For our second and last night, we selected a little place in the French Quarter which I wish I could remember the name of, as it was equally superb. I ordered a big plate of shrimp cooked in a rich, dark Creole sauce. This I ate with my fingers, splattering big gobs of sauce over the tablecloth, John and the couple at the next table. By this time I was totally into New Orleans and ready to look at real estate. We chatted with the waiter, whose name was Jason. He was a real local and told us the very restaurant we were eating in was haunted.

"Well, look at this," I said, not wanting to be outdone.

"A penny?" he said, puzzled.

"I took it from Marie Levaux's tomb."

"You did what?" He shrunk back in horror and had to go out in the garden and have a cigarette.

As I peeled my next shrimp it slowly dawned on me what I had done. I had interfered with a spell. I had insulted the voodoo queen of New Orleans. I had no idea what the penalty for such a thing was. Then it hit me-the plane trip back!

"John," I said. "We have to return that penny!"

My, New Orleans is spooky at night. There was a full moon out but its light was diffused by the fog into a sort of radioactive glow. As we headed north the streets became deserted. John begged me to reconsider. He kept pointing out how dangerous it was to be in this neighborhood at night and how silly and superstitious I was being.

"That's easy for you to say," I told him. "You're returning on a different flight."

The cemetery was much farther away then I remembered, and when we reached it it was locked. "Oh, no," I moaned, but in a way I was glad. Now that I was actually here, death in an airplane hijacking was starting to look better and better.

"Oh, my God," said John. "Teenagers."

I squinted into the distance, where what looked like a gang of juvenile delinquents was heading our way.

There was a moment of agony. Then I stood back on the sidewalk, and with all my might, tossed the penny over the wall, in the general direction of Marie Levaux's tomb.

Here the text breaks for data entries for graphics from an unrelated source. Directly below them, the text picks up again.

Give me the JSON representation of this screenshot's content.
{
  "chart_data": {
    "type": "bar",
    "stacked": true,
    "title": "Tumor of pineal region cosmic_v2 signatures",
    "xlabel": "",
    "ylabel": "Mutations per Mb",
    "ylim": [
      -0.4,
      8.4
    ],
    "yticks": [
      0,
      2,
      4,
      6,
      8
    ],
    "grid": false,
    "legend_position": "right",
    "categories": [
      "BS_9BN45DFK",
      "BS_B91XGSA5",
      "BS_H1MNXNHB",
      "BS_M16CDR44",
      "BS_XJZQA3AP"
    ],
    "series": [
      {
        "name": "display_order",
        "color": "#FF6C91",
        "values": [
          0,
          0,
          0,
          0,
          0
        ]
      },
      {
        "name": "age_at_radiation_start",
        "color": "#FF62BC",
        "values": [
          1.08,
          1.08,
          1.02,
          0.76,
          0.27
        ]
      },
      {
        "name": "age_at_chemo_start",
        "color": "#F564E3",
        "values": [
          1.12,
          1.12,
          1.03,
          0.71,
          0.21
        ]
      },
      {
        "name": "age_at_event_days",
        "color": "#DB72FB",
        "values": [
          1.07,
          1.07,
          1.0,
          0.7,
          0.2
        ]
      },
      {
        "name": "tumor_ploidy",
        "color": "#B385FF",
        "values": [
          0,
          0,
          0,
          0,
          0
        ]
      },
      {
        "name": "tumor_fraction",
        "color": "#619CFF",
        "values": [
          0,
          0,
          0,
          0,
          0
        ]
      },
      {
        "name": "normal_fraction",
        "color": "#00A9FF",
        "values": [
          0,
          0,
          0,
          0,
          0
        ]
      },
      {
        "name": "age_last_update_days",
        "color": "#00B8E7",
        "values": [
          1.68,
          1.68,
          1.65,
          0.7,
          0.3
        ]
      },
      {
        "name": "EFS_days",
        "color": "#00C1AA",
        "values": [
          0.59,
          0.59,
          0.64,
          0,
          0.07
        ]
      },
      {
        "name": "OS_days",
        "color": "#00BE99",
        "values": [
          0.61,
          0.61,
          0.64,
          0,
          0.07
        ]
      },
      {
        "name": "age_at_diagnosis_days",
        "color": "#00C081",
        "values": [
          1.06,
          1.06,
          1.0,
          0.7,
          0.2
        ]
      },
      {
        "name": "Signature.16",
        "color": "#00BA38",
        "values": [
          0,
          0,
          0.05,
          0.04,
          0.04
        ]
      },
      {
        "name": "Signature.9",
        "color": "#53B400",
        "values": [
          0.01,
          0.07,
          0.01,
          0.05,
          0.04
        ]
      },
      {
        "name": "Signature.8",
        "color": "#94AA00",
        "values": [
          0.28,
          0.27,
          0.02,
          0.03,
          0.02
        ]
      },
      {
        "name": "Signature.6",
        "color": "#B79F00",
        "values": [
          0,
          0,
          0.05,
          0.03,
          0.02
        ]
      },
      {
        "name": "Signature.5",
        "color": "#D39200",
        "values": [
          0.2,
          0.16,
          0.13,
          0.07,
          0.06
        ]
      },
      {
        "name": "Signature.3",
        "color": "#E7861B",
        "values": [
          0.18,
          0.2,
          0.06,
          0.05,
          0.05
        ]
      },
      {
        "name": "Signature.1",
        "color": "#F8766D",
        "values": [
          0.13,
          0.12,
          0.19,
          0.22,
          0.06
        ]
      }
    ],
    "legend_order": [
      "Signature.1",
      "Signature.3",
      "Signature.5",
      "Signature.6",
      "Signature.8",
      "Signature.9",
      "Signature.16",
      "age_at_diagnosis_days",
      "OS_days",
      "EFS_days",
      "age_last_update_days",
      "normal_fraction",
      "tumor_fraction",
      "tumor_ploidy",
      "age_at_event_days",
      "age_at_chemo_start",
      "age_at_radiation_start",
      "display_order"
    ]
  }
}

John and I took off, running towards Richard Simmons' house, where we got a cab and headed, shaking, back to the brothel. I mean the Columns.

I must say it was all worth it. The flight home was a breeze. I had a whole row of seats to myself and there were no worrisome- looking passengers. I even made it home early, and when I got there, I found a big check had arrived in the mail during my absence. I'll tell you. Voodoo-it's really the answer to this fear of flying problem.